В кухоньке вроде бы всё было: шкаф-пенал, столик, полки, плита… Даже люстра. И всё же кухонька выглядела захудалой. Мебель была собрана из разных гарнитуров. Пенал облупился. Старомодная чёрная плита от времени как-то заиндевела. На давно не крашенных стенах желтели пятна и пятнышки. Люстра, похожая на старинный бубен, светила тускло и масленисто.
Та женщина, которая была на приёме у директора хлебозавода, стояла возле окна. Пепельные волосы, бледное лицо и линялый халат сливались в одну затушёванную серым фигуру. Может быть, только глаза выделялись непокорной силой.
На столе лежала тугая пачка зелёного лука. Свежие огурцы были насыпаны, как просыпаны. Серая крупная соль поблёскивала в большой деревянной чашке. Буханка ржаного хлеба, нетронутая и нерезаная, забыто покоилась в стороне. А в центре стола гордо стояла бутылка водки, как церковь посреди изб.
Башаев, с красным отяжелевшим лицом, бессмысленно спросил:
— Тебе налить?
— Ещё чего… И сам бы не пил.
— А почему?
— До хорошего не доведёт.
— Кто спешит к бутылке, тот спешит к могилке, — ухмыльнулся Башаев.
— Вот именно.
— С водочкой дружить — за решётку угодить.
Он залпом выпил полстакана и хрустнул огурцом так, словно раскусил грецкий орех. Лук жевал уже медленно, вроде бы прислушиваясь к его горькому вкусу.
— Тучи собираются на горизонте, — туманно сообщил он.
— Что?
— К следователю меня таскали.
— За что?
— За дурь мою.
Новую порцию водки налил он рывком и выпил махом, остервенело. Огурец средней величины полетел в рот и тоже хрустел там звонко и пусто.
— Ну и чем кончилось? — вяло спросила она.
— Отпустил, доказательств у него ни хрена нету.
— Доказательств-то… насчёт чего?
— А это не твоего ума дело.
— Тогда к чему затеваешь разговор? — спросила она так, что можно было и не отвечать.

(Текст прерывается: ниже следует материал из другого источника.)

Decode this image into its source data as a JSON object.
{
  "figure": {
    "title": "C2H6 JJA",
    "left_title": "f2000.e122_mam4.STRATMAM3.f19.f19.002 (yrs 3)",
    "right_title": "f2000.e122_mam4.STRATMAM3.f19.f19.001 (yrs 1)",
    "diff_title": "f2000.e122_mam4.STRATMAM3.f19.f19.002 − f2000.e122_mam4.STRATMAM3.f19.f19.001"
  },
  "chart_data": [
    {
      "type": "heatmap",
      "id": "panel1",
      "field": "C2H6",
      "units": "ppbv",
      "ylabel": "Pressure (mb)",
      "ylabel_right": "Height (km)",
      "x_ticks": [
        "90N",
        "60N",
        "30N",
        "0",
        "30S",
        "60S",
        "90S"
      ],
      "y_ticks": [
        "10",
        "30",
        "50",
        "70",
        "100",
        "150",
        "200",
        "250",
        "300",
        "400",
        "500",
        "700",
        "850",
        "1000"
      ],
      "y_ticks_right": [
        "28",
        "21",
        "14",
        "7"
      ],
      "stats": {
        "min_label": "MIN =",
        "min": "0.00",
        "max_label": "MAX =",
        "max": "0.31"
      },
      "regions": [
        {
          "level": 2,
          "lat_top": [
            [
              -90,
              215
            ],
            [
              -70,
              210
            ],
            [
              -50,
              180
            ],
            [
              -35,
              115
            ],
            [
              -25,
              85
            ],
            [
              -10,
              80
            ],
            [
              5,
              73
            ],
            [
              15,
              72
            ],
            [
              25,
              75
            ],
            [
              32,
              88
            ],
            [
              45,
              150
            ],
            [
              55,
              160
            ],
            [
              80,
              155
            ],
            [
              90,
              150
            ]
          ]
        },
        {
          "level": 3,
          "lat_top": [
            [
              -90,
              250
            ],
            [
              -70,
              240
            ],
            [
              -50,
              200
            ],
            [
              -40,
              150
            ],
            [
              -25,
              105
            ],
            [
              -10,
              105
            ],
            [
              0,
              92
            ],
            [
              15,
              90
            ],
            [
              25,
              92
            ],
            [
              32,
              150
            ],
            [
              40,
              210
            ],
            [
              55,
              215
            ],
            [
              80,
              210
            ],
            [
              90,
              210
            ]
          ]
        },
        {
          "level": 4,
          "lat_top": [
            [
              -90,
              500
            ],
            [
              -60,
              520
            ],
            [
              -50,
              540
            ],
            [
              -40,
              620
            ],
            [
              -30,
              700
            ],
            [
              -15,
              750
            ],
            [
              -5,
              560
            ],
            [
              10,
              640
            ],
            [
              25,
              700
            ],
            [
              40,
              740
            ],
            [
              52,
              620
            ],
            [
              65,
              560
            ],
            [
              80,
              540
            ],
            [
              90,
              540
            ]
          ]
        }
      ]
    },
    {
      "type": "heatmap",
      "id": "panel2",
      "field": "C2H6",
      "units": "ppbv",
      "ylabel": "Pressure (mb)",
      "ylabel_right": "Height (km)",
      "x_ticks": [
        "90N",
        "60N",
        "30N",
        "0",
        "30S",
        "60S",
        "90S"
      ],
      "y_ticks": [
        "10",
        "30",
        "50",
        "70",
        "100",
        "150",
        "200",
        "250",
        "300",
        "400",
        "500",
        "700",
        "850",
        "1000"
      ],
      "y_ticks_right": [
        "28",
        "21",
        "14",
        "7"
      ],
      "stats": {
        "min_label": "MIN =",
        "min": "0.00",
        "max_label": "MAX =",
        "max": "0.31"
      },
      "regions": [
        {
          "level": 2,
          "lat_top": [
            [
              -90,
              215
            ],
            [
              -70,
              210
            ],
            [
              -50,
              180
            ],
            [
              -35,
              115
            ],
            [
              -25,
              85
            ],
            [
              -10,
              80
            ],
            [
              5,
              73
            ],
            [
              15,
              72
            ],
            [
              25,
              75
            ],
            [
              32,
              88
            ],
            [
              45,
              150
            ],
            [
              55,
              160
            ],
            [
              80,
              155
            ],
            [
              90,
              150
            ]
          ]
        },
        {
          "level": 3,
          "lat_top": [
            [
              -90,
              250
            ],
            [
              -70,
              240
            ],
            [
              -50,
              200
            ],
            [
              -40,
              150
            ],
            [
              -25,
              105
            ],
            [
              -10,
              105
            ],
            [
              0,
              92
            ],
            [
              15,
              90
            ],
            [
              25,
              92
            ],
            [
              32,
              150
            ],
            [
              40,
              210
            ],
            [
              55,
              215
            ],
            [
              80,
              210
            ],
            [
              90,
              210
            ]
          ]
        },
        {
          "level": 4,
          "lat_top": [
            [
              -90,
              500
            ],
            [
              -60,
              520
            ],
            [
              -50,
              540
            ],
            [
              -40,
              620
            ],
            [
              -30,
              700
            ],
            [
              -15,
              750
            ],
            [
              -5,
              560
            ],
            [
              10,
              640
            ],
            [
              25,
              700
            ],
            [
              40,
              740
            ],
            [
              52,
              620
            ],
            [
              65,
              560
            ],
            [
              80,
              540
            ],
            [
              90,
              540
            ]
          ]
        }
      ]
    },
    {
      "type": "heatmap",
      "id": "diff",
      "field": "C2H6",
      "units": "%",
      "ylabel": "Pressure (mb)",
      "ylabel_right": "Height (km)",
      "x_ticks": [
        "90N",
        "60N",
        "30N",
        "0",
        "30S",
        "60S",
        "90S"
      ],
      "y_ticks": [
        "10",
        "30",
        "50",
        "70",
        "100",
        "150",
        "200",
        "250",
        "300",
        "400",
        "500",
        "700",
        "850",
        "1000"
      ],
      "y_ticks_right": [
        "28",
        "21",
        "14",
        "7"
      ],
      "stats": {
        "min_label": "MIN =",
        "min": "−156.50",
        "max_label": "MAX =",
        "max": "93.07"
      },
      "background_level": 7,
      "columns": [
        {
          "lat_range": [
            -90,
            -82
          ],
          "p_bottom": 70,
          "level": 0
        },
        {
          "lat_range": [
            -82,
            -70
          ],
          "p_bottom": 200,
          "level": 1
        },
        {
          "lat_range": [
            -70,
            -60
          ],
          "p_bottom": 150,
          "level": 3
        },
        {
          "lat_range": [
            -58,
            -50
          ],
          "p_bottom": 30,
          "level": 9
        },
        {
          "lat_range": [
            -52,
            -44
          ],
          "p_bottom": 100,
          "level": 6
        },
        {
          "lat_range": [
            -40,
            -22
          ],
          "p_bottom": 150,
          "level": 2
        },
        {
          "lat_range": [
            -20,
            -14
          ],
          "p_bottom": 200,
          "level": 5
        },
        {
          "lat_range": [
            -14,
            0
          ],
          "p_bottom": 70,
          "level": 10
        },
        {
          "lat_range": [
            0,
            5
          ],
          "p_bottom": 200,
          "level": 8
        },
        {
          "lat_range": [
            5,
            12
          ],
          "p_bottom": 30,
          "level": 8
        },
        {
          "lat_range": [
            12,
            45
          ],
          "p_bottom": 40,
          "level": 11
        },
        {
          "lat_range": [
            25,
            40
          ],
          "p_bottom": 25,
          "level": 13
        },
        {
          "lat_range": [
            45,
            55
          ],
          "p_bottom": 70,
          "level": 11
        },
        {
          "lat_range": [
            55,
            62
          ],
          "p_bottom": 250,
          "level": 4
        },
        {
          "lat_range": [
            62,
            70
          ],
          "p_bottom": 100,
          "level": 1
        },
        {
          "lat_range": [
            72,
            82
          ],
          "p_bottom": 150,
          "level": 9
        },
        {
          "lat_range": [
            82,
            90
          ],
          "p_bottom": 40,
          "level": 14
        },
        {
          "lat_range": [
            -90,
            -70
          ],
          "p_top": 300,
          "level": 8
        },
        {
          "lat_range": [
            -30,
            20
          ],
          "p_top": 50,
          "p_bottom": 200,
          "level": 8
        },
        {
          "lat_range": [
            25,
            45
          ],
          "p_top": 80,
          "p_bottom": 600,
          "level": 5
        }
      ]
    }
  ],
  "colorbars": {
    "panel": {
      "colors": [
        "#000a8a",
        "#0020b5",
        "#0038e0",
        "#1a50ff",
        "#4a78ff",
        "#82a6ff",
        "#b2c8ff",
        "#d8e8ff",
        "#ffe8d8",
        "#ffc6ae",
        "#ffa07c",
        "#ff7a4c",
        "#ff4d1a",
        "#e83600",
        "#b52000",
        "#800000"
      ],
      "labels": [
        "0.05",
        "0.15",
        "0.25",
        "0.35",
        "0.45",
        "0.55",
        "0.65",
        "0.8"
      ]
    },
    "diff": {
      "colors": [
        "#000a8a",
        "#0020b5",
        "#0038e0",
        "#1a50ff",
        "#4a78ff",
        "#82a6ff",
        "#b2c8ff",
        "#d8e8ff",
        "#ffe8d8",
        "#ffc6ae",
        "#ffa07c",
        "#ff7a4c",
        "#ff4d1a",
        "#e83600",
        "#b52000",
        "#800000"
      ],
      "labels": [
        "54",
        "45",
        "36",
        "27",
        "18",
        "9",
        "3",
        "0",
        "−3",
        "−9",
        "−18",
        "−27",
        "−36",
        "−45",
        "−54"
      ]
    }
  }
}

Башаев и не ответил. Его лицо, и прежде красное, теперь прямо-таки набухло кровью, доказывая, что эта бутылка сегодня не первая. Волосы, курчавые и крепкие, влажно обмякли. И без того маленькие глаза вовсе пропали, как провалились в череп.
— Значит, пьёшь с радости? — усмехнулась она.
— На свои пью.
— Мог бы пить в другом месте.
— А у меня вопросик есть…
Он взял бутылку и глянул на свет — сколько там осталось? То ли в стекле была синева, то ли водка какой-то особой чистоты, но жидкость показалась голубоватой. Башаев вылил её в стакан и выцедил с неожиданной гримасой.
— Всё, отстрелялся.
— Вопросик-то какой? — заинтересовалась женщина.
— Тебя видели на хлебозаводе…
— Ну и что?
— Зачем приходила?
— А ты мне кто, чтобы допрашивать?
— Вынюхивала?
— Выпил? И прощай…
Оказывается, глаза у Башаева не исчезли бесследно — от злости они появились вновь и смотрели на женщину с тем голубоватым огнём, которым светилась выпитая водка.
— Мужу яму роешь?
— Не твоё дело…
— Смотри не попади в эту яму вместе с ним.
— Уходи!
— Я-то уйду, а ты спи-спи да и проснись.
— Что-что?
— Проснись глянуть, не тянется ли к твоему горлу костлявая ручонка…
И Башаев расхохотался смехом, на который всё в кухоньке отозвалось звоном и дребезжанием.
— А ну пошёл прочь! — крикнула женщина.
Он поднялся неожиданно легко, пробежал и тут же хлопнул дверью в передней. Женщина исступлённо схватила пустую бутылку и запустила вслед. Бутылка ударилась о косяк и разлетелась на крупные голубоватые осколки.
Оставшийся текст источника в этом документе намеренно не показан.